(Tufts) In Discussion: Joy and Collaboration

Date: 

Wednesday, February 24, 2021, 6:00pm

Location: 

Virtual via registration

With Kendra Jayne Patrick, Ariella Tai, and Jibade-Khalil Huffman
Thurs, February 24, 6pm EST
Register here

Join us for a roundtable with curator Kendra Jayne Patrick and artists Jibade-Khalil Huffman and Ariella Tai for a discussion about joy, collaboration, and making new work now. Tai is featured in new installation at TUAG that explores the archive, race, and media, curated by Huffman as an extension of his exhibition Now That I Can Dance. Both projects are on view and online through March 26th.

Kendra Jayne Patrick directs an itinerant, eponymous art gallery based in New York City. The program is focused on exhibition-making and symbology related to the twenty-first century avant-garde, specializing in post-conceptual and post-internet sculpture, digital art, photography, and painting. Since opening in late 2017 the gallery has shown a range of international artists and practices including Ivan Argote, Lap-See Lam, Kenya (Robinson), Jo Shane, and Arden Surdam. Gallery Kendra Jayne Patrick has been featured in Artsy.
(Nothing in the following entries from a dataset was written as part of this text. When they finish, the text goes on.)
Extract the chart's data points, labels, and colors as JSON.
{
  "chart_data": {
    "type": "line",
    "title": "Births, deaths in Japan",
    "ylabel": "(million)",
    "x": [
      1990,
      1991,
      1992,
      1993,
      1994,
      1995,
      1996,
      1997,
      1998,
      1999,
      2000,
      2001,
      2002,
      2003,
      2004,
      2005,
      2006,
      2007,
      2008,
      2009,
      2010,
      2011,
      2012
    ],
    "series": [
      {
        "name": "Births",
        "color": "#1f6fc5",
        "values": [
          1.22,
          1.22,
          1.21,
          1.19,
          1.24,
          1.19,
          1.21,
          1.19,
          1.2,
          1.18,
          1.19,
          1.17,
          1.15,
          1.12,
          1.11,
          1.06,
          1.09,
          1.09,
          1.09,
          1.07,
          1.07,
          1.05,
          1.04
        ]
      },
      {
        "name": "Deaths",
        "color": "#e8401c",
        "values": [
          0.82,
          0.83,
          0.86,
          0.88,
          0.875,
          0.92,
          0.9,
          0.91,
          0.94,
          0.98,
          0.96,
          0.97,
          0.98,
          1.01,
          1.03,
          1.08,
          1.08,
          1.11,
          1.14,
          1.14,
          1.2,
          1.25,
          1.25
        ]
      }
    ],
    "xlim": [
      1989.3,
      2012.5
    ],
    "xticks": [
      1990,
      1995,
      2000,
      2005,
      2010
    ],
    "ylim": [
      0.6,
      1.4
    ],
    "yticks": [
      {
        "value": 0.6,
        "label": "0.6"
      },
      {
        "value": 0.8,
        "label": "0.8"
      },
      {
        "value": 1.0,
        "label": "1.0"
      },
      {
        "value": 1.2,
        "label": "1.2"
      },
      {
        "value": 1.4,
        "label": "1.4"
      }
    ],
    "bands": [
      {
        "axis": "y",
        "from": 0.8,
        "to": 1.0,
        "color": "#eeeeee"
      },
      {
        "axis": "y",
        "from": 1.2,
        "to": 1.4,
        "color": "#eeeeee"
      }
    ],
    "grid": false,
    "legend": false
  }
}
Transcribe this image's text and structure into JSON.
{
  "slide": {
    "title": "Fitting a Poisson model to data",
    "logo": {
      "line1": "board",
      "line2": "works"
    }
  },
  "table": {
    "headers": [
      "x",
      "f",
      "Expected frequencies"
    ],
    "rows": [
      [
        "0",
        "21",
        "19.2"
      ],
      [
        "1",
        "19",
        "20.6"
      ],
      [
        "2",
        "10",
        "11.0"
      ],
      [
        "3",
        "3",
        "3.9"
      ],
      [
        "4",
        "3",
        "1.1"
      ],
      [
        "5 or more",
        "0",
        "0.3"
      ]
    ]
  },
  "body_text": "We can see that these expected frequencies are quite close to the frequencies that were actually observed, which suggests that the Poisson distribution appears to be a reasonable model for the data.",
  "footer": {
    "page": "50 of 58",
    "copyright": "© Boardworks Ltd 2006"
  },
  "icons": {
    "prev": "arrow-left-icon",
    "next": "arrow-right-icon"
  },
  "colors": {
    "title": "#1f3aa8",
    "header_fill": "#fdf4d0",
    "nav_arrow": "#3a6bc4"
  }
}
ariella tai is a video artist, film scholar, and independent programmer based in Portland, OR.  They are interested in black performance and cultural vernaculars in film, television, and media studies. tai is one half of “the first and the last,” a fellowship, workshop, and screening series supporting and celebrating the work of black women and femmes in film, video, and new media art.  They have shown work at Anthology Film Archives, Portland Institute for Contemporary Art, Northwest Film Center, Wa Na Wari, the Black Femme Supremacy Film Festival, MOCA, and Smack Mellon, amongst others. tai’s most recent video work "safehouse" premiered at Trinity Square Video in Toronto, ON., Vulture, ARTnews, Barron’s, the San Francisco Chronicle, and DAZED Magazine.Jibade-Khalil Huffman makes installations, videos, and photo works that use image and text to challenge our understanding of narrative form. He often returns to the site of remembered films or television shows to insert and layer new registers of meaning. His exhibition, Jibade-Khalil Huffman: Now That I Can Dance is on view at TUAG until March 26th.

Huffman’s past exhibitions include Magenta Plains, New York, Ballroom Marfa, MOCA Cleveland, the Hammer Museum, MOCA Detroit, the Museum of Contemporary Art, Los Angeles, Portland Institute of Contemporary Art, The Jewish Museum, Institute of Contemporary Art, Philadelphia, The Studio Museum in Harlem and Swiss Institute, New York. Educated at Bard College (BA), Brown University (MFA, Literary Arts), and USC (MFA, Studio Art), his awards include the Grolier Poetry Prize, the Jerome Foundation Travel Grant and fellowships from the Lighthouse Works, Lower Manhattan Cultural Council and the Millay Colony for the Arts. Huffman was a 2015-16 Artist in Residence at the Studio Museum in Harlem and is represented by Anat Ebgi, Los Angeles.